Hi, I’m trying to run a project within a conda env. I have a rtx 3070ti installed in my machine and it seems that the initialization function is causing issues in the program.

Error:
File "sTrain.py", line 37, in <module> torch.cuda.set_device(gpuid) File "/home/user/miniconda3/envs/deeplearningenv/lib/python3.6/site-packages/torch/cuda/__init__.py", line 263, in set_device torch._C._cuda_setDevice(device) File "/home/user/miniconda3/envs/deeplearningenv/lib/python3.6/site-packages/torch/cuda/__init__.py", line 172, in _lazy_init torch._C._cuda_init() RuntimeError: No CUDA GPUs are available

Any guidance would be very helpful. I tried uninstalling cudatookit, pytorch, and torchvision and reinstalling with conda install pytorch torchvision cudatoolkit=10.1 but I get the same error. I also the GPU appears in the device manager menu.

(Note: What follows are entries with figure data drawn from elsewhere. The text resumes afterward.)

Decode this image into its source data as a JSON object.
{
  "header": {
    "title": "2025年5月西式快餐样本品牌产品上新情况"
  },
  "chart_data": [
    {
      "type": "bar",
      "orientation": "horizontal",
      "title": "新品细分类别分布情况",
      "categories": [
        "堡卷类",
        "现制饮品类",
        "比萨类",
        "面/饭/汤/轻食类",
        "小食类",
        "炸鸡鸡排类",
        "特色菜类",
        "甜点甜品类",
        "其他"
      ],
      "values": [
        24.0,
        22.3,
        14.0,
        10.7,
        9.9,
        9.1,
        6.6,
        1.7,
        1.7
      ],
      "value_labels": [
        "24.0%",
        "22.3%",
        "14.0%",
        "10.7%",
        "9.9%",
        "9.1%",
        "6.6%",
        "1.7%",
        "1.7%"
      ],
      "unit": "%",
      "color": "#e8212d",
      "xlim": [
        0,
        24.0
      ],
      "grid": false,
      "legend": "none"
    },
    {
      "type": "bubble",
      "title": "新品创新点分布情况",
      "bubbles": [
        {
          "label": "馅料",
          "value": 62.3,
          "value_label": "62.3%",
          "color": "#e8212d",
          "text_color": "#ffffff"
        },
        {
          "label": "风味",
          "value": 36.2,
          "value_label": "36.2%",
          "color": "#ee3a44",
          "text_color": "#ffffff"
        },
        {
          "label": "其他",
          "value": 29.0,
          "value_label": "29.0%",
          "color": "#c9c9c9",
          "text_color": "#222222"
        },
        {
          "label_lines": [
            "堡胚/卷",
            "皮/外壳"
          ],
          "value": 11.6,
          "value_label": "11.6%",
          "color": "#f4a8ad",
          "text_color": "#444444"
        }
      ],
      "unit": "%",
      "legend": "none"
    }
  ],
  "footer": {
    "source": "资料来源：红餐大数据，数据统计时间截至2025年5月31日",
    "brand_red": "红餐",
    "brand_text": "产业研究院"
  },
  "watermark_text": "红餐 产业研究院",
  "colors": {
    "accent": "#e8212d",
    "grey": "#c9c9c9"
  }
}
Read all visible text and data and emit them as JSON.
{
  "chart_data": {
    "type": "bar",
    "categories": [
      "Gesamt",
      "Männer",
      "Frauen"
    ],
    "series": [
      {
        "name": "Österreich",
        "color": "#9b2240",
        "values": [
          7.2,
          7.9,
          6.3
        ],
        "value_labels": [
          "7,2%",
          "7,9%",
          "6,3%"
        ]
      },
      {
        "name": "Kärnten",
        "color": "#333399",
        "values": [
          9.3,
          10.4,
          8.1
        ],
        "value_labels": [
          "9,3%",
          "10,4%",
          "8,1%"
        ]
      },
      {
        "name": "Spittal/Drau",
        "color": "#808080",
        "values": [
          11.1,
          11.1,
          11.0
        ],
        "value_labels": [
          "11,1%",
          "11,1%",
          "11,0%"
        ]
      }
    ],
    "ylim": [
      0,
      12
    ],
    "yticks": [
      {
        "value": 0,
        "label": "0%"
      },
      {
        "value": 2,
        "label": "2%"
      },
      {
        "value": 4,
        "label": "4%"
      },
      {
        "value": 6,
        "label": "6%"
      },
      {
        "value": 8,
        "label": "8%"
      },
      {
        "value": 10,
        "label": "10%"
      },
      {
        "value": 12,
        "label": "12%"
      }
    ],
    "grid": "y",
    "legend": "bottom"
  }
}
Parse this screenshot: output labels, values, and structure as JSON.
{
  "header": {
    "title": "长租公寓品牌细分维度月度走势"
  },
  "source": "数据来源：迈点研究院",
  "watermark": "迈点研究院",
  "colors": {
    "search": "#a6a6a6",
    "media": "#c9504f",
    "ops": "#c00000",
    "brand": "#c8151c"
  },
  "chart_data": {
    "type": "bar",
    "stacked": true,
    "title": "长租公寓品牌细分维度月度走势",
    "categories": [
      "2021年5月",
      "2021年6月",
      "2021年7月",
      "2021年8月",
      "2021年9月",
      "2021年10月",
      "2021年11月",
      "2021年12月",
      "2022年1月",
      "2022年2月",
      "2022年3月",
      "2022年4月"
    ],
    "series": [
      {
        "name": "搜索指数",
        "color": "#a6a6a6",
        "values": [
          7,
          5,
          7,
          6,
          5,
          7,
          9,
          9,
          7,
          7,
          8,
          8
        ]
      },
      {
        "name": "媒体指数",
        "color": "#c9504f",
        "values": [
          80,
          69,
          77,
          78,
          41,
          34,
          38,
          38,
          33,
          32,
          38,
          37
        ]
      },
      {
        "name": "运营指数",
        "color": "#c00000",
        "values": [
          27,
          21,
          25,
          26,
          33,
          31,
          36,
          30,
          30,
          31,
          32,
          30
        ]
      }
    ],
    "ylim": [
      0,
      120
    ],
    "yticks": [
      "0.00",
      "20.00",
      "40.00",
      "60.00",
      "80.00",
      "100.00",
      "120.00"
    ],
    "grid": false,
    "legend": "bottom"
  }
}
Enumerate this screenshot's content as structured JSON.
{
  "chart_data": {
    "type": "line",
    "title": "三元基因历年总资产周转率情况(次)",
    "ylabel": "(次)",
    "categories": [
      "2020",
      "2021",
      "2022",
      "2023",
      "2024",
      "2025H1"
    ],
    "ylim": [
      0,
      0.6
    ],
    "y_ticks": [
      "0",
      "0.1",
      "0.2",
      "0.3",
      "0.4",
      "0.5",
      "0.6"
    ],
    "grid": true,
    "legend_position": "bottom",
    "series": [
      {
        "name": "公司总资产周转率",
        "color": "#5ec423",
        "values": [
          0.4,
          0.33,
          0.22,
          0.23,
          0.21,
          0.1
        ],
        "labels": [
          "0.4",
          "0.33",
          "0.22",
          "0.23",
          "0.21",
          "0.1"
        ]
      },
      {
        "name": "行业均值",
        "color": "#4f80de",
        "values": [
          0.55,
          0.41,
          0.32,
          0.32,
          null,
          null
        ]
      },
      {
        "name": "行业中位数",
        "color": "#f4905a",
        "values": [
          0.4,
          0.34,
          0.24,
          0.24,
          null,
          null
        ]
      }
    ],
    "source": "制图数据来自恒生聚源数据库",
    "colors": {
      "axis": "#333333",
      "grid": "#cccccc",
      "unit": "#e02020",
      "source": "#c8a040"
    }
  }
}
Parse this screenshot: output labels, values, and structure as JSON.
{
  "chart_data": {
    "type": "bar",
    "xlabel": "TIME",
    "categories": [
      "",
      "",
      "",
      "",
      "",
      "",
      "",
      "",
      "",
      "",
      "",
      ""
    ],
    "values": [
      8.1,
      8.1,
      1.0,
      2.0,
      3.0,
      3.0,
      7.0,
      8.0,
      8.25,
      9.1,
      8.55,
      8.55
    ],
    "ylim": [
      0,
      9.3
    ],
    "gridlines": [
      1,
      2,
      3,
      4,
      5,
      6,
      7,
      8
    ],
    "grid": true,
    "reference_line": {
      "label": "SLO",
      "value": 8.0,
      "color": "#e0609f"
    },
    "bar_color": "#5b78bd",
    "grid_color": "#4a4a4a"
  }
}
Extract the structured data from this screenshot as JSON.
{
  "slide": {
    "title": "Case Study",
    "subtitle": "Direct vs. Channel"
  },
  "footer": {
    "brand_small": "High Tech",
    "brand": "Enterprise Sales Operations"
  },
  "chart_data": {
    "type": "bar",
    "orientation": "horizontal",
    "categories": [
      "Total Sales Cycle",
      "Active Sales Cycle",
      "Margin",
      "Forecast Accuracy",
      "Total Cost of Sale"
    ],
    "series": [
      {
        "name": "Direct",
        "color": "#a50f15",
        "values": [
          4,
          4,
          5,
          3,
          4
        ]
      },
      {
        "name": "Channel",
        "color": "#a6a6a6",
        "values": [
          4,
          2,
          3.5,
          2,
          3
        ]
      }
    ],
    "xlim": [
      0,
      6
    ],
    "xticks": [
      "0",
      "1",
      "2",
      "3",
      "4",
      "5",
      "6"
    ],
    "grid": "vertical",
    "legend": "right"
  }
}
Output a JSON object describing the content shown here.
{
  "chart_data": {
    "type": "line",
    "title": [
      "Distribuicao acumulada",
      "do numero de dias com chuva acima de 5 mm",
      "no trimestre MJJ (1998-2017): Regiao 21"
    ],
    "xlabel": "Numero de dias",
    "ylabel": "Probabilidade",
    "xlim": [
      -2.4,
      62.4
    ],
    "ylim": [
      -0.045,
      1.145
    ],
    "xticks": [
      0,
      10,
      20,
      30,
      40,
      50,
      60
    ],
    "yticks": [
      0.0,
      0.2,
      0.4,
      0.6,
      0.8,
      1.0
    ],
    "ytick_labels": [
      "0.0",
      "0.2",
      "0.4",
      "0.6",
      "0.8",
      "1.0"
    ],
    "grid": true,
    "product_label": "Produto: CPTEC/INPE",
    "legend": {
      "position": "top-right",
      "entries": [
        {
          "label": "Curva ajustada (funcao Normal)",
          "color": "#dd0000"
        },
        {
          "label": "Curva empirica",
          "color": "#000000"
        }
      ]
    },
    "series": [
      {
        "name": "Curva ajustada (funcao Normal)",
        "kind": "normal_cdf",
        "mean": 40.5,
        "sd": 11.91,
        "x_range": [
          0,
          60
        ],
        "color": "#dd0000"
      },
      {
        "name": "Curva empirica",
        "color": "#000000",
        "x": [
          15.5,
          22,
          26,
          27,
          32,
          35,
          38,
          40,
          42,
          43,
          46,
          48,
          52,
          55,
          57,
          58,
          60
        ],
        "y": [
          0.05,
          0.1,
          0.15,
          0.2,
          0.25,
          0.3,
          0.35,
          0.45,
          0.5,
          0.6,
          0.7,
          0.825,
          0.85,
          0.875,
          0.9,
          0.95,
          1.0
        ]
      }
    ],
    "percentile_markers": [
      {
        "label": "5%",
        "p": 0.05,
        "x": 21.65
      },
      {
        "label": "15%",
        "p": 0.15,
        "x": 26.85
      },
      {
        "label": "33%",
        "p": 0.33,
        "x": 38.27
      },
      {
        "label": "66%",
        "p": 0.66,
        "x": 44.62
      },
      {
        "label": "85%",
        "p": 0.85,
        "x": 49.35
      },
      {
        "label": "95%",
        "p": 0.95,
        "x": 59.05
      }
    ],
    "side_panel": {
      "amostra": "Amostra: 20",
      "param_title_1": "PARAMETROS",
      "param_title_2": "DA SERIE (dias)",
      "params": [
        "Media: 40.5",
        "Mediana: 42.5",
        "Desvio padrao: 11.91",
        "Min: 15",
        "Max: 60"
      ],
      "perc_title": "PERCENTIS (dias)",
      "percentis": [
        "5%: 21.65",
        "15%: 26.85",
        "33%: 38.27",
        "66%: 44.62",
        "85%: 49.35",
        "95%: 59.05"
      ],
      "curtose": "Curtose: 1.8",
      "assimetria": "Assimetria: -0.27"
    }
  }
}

I’m not sure if this will aid in finding a solution but, trying torch.cuda.is_available() prints false.

Thank you in advance.

ptrblck · July 7, 2021, 6:12am

The error points to a missing NVIDIA driver, so you might want to reinstall it.
While the PyTorch pip wheels and conda binaries ship with the CUDA runtime, an NVIDIA driver would still be needed to be able to execute workloads on the GPU.

NullPointer · July 7, 2021, 12:23pm

I’ve been trying that but I’m not having any luck. My card says it’s on cuda 11.4. Is it possible to downgrade to 11.1?

NullPointer · July 7, 2021, 2:37pm

It seems the version is correct here, but when I run nvidia-smi I see the cuda version is 11.4

ptrblck · July 7, 2021, 8:25pm

It seems you’ve installed a new driver while an older CUDA toolkit was still installed.
Try to compile CUDA examples and execute them to make sure your setup is working fine.
If that’s not the case, uninstall the driver and CUDA toolkit and reinstall it.

SM2023 · May 22, 2023, 8:18am

Hi @ptrblck , sorry I run my code for different times, now I change a parameter ( number of epoch) and wana to rerun it again. it gave m ethe error . I called the code as , why it happen suddenly? before it worked before! my system is linux.

UDA_VISIBLE_DEVICES=“1,2,3” python casesummary_resolution_GPT_Neo_GPU_V5-125M-Trainer_v22.py

in jupyter notebook it will be run with device=1 but if I call it as above it gave me he following error.
and the error is :

torch._C._cuda_init()
RuntimeError: No CUDA GPUs are available

ptrblck · May 22, 2023, 3:59pm

If your system only has a single valid GPU, you are masking it via the CUDA_VISIBLE_DEVICES. If that’s not the case, check if any drivers etc. were updated which might have broken your setup.

SM2023 · May 23, 2023, 1:39am

@ptrblck Many thanks for your help and reply. Sorry, do you have any idea about my post here?

Help CUDA error: out of memory - PyTorch Live - PyTorch Forums

The model can’t be fine tuned properly by using ddp and it generate nothing for me. I would appreciate if you can have a look. many thanks.